We’ve seen in the news recently that classroom discipline is lacking in many schools.  Often schools let students get away with unthinkable acts in the classroom, as we saw recently when one student beat up a teacher and another student refused to leave her desk until forcibly removed by a police officer.  Classroom management is often one of the most difficult things for a classroom teacher, but we believe at Providence that classroom discipline is both essential and achievable.  We know that the question of discipline often arises when parents are considering enrolling their child at a new school.  Our expectations for classroom behavior at Providence are high, and when parents see this in action, they often conclude that these high expectations are just one more good reason to be at Providence.

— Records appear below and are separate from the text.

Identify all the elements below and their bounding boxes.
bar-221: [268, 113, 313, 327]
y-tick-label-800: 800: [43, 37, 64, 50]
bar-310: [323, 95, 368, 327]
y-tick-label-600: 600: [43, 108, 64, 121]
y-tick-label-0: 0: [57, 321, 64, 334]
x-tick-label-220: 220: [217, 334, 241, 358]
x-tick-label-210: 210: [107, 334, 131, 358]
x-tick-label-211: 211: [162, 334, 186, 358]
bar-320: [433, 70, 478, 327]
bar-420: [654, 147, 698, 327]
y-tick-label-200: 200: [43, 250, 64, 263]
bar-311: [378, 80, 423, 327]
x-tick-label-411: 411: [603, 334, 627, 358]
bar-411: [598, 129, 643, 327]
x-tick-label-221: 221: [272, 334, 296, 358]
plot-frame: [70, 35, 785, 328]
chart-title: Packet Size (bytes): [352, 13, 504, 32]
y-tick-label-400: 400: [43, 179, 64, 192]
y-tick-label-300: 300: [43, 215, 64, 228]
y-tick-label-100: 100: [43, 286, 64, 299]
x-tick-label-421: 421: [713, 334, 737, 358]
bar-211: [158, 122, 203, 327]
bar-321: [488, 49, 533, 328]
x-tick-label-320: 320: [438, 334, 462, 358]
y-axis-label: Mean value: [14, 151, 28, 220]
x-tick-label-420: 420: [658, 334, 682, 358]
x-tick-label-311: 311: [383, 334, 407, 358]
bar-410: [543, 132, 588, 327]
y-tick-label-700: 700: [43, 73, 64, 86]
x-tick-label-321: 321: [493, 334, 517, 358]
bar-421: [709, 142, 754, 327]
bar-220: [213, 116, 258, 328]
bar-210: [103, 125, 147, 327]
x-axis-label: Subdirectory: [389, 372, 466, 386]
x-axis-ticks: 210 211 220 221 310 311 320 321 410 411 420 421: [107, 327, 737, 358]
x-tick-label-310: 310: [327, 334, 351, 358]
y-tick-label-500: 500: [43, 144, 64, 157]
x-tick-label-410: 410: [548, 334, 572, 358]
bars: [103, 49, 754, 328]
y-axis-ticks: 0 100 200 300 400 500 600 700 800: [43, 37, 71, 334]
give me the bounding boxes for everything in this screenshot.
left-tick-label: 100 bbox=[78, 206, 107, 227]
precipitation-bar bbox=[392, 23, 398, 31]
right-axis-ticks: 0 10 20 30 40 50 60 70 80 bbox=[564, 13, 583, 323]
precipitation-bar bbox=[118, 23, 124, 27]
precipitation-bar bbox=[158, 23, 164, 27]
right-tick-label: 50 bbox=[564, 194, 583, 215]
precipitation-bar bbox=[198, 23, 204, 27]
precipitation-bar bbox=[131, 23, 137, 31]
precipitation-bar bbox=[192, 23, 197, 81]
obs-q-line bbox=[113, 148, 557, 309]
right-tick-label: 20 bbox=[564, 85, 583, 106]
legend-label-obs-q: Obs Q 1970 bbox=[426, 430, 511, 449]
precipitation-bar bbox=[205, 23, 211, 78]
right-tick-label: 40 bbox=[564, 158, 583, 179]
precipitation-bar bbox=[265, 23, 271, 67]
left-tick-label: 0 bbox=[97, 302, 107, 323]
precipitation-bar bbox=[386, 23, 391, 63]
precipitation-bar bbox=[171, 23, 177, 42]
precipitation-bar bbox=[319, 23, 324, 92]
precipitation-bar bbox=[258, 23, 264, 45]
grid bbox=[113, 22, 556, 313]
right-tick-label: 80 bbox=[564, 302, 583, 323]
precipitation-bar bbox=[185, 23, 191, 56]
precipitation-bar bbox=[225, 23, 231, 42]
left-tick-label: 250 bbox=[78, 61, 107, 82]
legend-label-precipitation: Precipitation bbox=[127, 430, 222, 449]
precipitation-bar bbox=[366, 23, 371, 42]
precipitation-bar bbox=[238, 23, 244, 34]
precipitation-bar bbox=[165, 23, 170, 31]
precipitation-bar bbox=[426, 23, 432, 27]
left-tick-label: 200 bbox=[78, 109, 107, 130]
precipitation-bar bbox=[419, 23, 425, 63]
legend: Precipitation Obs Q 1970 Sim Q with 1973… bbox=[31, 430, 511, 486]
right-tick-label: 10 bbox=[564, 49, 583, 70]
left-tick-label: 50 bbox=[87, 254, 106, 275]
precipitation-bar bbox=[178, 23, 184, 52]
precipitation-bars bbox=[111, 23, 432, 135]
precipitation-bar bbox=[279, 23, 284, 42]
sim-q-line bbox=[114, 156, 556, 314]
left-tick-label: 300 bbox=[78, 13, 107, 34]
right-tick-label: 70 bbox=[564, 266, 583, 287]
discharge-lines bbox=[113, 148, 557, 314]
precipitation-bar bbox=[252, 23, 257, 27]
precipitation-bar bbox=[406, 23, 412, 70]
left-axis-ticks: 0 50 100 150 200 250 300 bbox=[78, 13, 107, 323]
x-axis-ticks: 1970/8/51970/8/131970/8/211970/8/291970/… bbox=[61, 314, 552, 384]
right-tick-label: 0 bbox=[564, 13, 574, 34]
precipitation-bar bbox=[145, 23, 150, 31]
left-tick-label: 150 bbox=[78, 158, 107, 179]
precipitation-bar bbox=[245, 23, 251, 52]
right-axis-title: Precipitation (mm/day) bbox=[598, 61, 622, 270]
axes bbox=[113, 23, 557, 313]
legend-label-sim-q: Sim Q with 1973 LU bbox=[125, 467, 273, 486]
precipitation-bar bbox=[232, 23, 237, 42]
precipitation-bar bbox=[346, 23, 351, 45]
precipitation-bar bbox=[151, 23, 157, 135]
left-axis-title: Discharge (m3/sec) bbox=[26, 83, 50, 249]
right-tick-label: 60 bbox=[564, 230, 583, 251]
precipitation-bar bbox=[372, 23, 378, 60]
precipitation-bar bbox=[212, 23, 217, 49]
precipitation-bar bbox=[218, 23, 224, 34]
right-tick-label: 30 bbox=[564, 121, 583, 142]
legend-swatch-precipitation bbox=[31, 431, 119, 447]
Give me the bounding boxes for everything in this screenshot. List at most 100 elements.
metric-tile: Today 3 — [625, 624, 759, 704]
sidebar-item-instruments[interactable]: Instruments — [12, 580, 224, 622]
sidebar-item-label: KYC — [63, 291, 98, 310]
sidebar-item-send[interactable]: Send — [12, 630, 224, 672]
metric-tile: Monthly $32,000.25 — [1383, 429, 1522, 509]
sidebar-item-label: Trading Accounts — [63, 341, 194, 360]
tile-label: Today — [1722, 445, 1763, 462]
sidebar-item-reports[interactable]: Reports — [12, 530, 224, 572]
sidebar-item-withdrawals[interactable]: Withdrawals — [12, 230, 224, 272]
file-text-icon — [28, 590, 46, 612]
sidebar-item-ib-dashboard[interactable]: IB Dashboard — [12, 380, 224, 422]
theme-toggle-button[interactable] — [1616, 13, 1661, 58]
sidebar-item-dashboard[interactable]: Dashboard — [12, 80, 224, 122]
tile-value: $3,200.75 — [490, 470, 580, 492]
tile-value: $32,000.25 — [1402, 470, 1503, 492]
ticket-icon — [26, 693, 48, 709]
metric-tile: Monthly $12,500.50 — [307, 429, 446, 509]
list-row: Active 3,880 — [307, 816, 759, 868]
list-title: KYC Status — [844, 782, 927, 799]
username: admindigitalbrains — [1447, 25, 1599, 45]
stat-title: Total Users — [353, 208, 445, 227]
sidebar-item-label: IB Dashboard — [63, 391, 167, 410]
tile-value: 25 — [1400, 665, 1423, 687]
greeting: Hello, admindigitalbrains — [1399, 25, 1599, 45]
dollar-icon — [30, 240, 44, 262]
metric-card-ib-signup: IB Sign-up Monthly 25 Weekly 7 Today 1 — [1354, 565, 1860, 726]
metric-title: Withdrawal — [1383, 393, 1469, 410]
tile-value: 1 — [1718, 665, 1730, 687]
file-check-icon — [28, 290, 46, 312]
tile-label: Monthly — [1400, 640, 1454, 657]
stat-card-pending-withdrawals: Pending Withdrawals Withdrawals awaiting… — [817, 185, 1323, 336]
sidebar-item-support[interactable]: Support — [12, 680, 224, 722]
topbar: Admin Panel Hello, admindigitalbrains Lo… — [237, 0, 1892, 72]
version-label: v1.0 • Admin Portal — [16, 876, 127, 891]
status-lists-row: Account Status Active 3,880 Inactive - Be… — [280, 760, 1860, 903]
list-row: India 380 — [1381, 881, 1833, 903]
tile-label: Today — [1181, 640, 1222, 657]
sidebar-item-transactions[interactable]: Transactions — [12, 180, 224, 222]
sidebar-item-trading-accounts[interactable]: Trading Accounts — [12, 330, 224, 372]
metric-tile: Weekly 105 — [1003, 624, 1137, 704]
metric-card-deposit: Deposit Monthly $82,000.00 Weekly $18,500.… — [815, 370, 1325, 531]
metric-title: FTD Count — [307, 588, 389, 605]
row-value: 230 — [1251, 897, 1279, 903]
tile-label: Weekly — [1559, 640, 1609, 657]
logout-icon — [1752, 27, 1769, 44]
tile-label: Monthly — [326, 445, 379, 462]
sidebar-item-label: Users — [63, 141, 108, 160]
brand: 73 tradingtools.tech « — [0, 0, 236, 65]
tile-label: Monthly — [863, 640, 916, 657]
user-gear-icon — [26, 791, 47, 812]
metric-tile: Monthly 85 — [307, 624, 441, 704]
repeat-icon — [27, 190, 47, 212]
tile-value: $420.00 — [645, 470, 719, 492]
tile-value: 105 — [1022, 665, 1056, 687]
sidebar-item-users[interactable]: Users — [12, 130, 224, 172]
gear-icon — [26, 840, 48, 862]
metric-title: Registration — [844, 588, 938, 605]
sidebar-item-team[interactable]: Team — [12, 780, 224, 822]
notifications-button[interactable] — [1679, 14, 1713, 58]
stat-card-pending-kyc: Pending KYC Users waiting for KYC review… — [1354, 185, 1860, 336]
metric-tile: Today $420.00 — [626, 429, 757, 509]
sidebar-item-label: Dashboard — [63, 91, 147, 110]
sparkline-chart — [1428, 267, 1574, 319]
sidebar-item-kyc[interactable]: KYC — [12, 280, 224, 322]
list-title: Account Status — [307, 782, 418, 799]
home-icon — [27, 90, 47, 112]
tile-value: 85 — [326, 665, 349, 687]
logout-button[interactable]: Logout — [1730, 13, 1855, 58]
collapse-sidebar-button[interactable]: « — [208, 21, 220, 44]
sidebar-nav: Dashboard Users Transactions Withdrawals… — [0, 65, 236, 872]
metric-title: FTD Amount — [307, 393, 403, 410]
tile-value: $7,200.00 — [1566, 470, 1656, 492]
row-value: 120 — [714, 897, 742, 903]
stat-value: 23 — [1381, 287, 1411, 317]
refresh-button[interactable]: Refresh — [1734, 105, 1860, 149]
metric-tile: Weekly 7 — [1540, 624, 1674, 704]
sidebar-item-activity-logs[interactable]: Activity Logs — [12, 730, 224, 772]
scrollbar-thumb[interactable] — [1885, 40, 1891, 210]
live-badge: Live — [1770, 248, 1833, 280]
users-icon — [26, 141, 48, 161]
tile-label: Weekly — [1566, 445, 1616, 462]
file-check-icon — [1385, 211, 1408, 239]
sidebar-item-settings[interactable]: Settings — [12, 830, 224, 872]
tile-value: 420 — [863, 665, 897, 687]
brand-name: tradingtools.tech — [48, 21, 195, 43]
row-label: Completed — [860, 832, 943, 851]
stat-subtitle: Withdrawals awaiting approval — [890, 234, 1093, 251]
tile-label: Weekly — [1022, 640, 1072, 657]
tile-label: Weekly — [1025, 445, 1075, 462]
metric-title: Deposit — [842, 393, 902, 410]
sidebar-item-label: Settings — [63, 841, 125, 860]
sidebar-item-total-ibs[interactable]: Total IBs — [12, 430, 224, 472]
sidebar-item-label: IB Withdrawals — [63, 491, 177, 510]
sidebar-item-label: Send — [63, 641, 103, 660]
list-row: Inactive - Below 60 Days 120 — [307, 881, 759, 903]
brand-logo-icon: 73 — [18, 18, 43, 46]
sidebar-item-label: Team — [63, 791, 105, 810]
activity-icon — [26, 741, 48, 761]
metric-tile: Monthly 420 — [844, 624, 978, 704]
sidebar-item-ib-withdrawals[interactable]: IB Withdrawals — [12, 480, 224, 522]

“Discipline” contains the same root as the word “disciple” – both are derived from the Latin word for “student, learner” – and can be defined as “training or developing by instruction, especially in self-control.”

It is important to maintain a classroom environment that is conducive to learning, and this is accomplished by discipling our students: teaching clear classroom behavior expectations at the beginning of the year, and ensuring that students understand what is expected of them and why.  In the first few weeks of school, many verbal reminders are given to help the students establish a solid understanding of classroom expectations and consequences, and to help them create habits that will serve them well as they learn throughout the year.  Most classroom discipline occurs in a positive sense. The teacher often may simply walk by a student’s desk and place a hand on his or her shoulder as a reminder to correct an inappropriate behavior.  For the student who needs more definite guidance, a graduated system of discipline (teaching) occurs.  Before reaching the point of an office visit, the teacher will talk with the misbehaving child privately and give him or her the opportunity to correct the behavior.  Prayer and restoration of fellowship is accomplished during the conversation and the student joyfully returns to the classroom.  When an office visit is necessary, the principal explores the situation using God’s word and questions that are designed to guide the student into a greater understanding of his or her own heart’s condition.  The student is lovingly led to seek restoration of fellowship with the Lord and his or her teacher. Restoration of fellowship through confession and prayer is a beautiful process that enables the student to feel truly forgiven.

The truth is, we are all sinners, and we all fall, but God is merciful to those who call on His name! Heb.12:11 states, “Now no chastening seems to be joyful for the present, but painful; nevertheless, afterward it yields the peaceable fruit of righteousness to those who have been trained by it.”  This righteousness of the heart and peace with God and with others is the goal we are seeking together with our students.